2. There's a difference between saying something might be coherent and that something might be possible. At one or two points during the interview, Wright asks Dennett if he agrees that we might call directionality evidence for some higher purpose. Dennett says explicitly at one point that he thinks that this might be incoherent, but that it isn't superficially incoherent. This suggests he's offering concessions not because he thinks they are plausible but instead for the sake of argument. Similarly, this suggests that his final concession (that there might be some higher power guiding ) should but taken to mean that someone, somewhere might construct a coherent version of this hypothesis. If this is true, Wright egregiously misrepresents Dennett in saying that he "recently declared that life on earth shows signs of having a higher purpose."

3. More equivocation on goals and purposes. From the article:
Dennett has long accepted Dawkins's line of thought, and he has long accepted
one extension of it: that natural selection has imbued organisms with "goals,"
with "purpose."

This isn't particularly impressive. He is right puts "goals" and "purpose" in scare quotes, because when Dennett doesn't think that there are any such things in any significant way. That is, he doesn't think that there are conscious beings, who experience things that have some qualitative character, and who possess the intentionality that's required for genuine goals and purposes. At best, we've got as-if intentionality; we can adopt the intentional stance in describing people (just like we do with computers and wasps), but in the end, our intentionality is illusory. So, it's surprising that Wright says:
Dennett has long believed that William Paley was right to look at organisms and
surmise that (a) they had a designer (in some sense of the word); and (b) this
designer had imbued them with goals, with an overarching purpose...

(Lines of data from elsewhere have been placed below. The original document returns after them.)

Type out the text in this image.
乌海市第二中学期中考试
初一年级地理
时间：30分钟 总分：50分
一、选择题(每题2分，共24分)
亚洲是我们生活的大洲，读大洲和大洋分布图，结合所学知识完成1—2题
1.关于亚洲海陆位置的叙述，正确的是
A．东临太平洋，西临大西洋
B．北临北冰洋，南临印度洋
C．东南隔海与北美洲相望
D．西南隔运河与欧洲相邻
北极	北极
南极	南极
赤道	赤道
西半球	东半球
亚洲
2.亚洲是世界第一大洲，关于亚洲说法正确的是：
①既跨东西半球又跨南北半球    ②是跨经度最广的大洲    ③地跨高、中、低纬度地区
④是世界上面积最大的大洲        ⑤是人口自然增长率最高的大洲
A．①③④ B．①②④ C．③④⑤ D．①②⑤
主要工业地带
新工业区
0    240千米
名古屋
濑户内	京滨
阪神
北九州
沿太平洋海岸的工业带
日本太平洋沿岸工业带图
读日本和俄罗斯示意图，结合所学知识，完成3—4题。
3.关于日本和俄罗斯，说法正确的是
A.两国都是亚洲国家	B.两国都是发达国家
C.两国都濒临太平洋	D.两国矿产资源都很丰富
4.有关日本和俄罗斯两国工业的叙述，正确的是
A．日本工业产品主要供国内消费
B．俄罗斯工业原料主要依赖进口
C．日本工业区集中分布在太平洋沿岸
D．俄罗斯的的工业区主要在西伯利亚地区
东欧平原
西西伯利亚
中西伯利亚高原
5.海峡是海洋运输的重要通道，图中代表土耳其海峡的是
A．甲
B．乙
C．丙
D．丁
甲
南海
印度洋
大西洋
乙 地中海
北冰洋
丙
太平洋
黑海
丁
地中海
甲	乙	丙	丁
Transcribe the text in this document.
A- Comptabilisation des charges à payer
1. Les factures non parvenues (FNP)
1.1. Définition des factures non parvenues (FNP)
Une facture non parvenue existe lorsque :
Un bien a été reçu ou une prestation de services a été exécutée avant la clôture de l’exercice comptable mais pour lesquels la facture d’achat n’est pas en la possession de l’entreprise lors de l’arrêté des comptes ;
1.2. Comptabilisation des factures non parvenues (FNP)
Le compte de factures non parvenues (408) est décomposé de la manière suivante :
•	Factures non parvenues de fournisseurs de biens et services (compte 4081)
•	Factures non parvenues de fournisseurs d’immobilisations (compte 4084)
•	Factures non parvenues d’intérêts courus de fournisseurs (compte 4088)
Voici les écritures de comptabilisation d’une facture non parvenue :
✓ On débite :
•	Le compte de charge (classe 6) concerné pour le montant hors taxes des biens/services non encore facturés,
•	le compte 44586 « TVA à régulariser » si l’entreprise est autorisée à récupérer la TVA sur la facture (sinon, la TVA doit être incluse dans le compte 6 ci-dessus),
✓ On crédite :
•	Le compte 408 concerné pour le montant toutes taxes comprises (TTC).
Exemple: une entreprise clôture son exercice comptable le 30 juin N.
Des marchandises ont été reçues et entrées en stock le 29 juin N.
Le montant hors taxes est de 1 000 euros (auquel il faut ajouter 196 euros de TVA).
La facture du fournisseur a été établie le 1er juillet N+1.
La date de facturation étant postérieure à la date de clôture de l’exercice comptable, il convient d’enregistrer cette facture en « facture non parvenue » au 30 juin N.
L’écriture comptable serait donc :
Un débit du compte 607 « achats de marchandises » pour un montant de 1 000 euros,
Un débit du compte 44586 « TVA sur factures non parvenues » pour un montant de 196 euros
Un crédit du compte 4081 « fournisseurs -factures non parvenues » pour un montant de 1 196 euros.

Surprising, and entirely wrong, since Paley talks about design, goals, and purpose in entirely different ways. There's a lot more of this garbage. Wright talks about "higher purposes" and evolution as bearing "some of the hallmarks of the divine," but then claims that he's not bringing in any metaphysical baggage with this terminology.

I found this through Andrew Sullivan, who heads the story under the title "An Atheist Recants." This is simply beyond the pale; at no point does Dennett confess that Christ is his Lord and Savior; he never swears to uphold the Five Pillars of Islam. He doesn't get baptized, he doesn't start on the path to enlightenment, and he doesn't ever recant. Here's one way Wright describes it:
Dennett's climactic concession may not sound dramatic. He just agrees reluctantly with my assertion that "to the extent that evolution on this planet" has properties "comparable" to those of an organism's maturation—in particular "directional movement toward functionality"—then the possibility that natural selection is a product of design gets more plausible. But remember: He has already agreed that evolution does exhibit those properties. Ergo: By Dennett's own analysis, there is at least some evidence that natural selection is a product of design.
Elsewhere, Wright casts Dennett as having scales fall from his eyes (see the quote I lead off with), but in at least one place, Wright's almost honest. He still misrepresents Dennett's position, but makes some attempt to explain how minimal Dennett's concession is. Sullivan goes way too far. I don't see how he can make the claim that Dennett has recanted. I'd urge him to retract this claim.